死人の中からよみがえらされたラザロを人々は見る。イエス・キリストが世の救い主であるという神の御力の証明である。
ヨハネの福音書に
5:24
まことに、まことに、あなたがたに告げます。わたしのことばを聞いて、わたしを遣わした方を信じる者は、永遠のいのちを持ち、さばきに会うことがなく、死からいのちに移っているのです。
5:25
まことに、まことに、あなたがたに告げます。死人が神の子の声を聞く時が来ます。今がその時です。そして、聞く者は生きるのです。とある。
ここに霊的な命の復活が書かれている。ただ、この11章のラザロの復活は現象的な現実である。
私たちは、心の中に残る不信仰のわだかまりを取り除かれなければならない。
11:39
イエスは言われた。「その石を取りのけなさい。」
「墓石を取り除きなさい」と言われた。主の復活を聞いている私たちに、心の不信仰を取り除くように言われているようだ。
47節に祭司長の言葉がある。「祭司長とパリサイ人たちは議会を召集して言った。「われわれは何をしているのか。あの人が多くのしるしを行なっているというのに。・・・」
ラザロの復活のことがサンヘドリン(ユダヤ宗教会議)の第一テーマであった。主のなされたラザロの奇跡でイエス様の業は疑いようもなかったが、パリサイ人は信じようとせず戸惑っている。神の力なしにはできない不思議な力を見ながら、信じようとしないで、かえってキリストを取り除こうとした。死を招く自ら罪のなかにある肉・主への不信を取り除くのではなく、信仰の岩であるキリストを取り除いていた。
11:50
ひとりの人が民の代わりに死んで、国民全体が滅びないほうが、あなたがたにとって得策だということも、考えに入れていない。」
歴史的に言えば、彼らがイエス様を排したためにユダヤ人は裁かれることになる。だがこのとき、50節のカヤパの言葉において、51節にあるように、贖いの死の予言的実現をヨハネは解説した。カヤパのそれは、反キリストの言葉である。

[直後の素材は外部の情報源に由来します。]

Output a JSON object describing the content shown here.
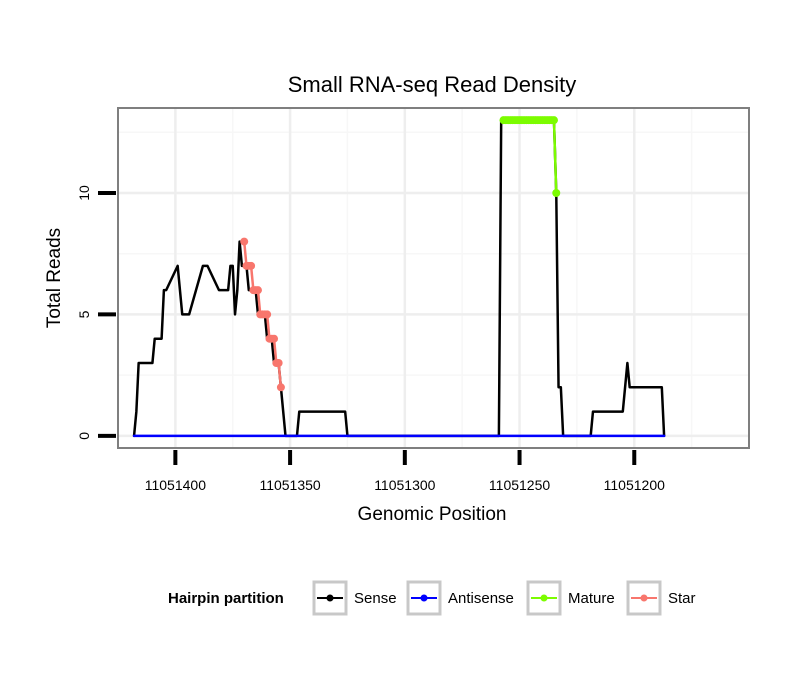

ここに、そのような迫害の中でキリストを排する彼らの世界の只中にあって、主は罪人のための贖いの御業を成就されたのだということを覚えることができる。
以下、テーマに基づく議論と話題
私たちはラザロの復活を見るようにキリストのみ業を見ることができるだろうか。
奇跡を行っていないもの、奇跡を見ないものは、主の力を知らない――のだろうか。
だが、パリサイ人も47節に「あの人が多くのしるしを行なっているというのに。」とあるように神の証拠としての奇跡を目のあたりのしながら、不信仰によって応じたのだ。彼らはしるしを見ていたが、しるしを見なかったのである。彼らは、信仰によって近づかなければ主の復活、み力を知ることはできなかった。
彼らだけではないと思う。ただ、信仰によってでしか主と主の力を体験することができないのは、どの時代にあっても共通の原則であろう。
また、聖書を真剣に実存的(哲学的用語ではない)に捉えようとするとき、このような印をどのように求めるであろうか。犠牲を持って主に仕える中から、しるしを求めるとき、御手の力が働かれているのを多くの信仰者は証ししている。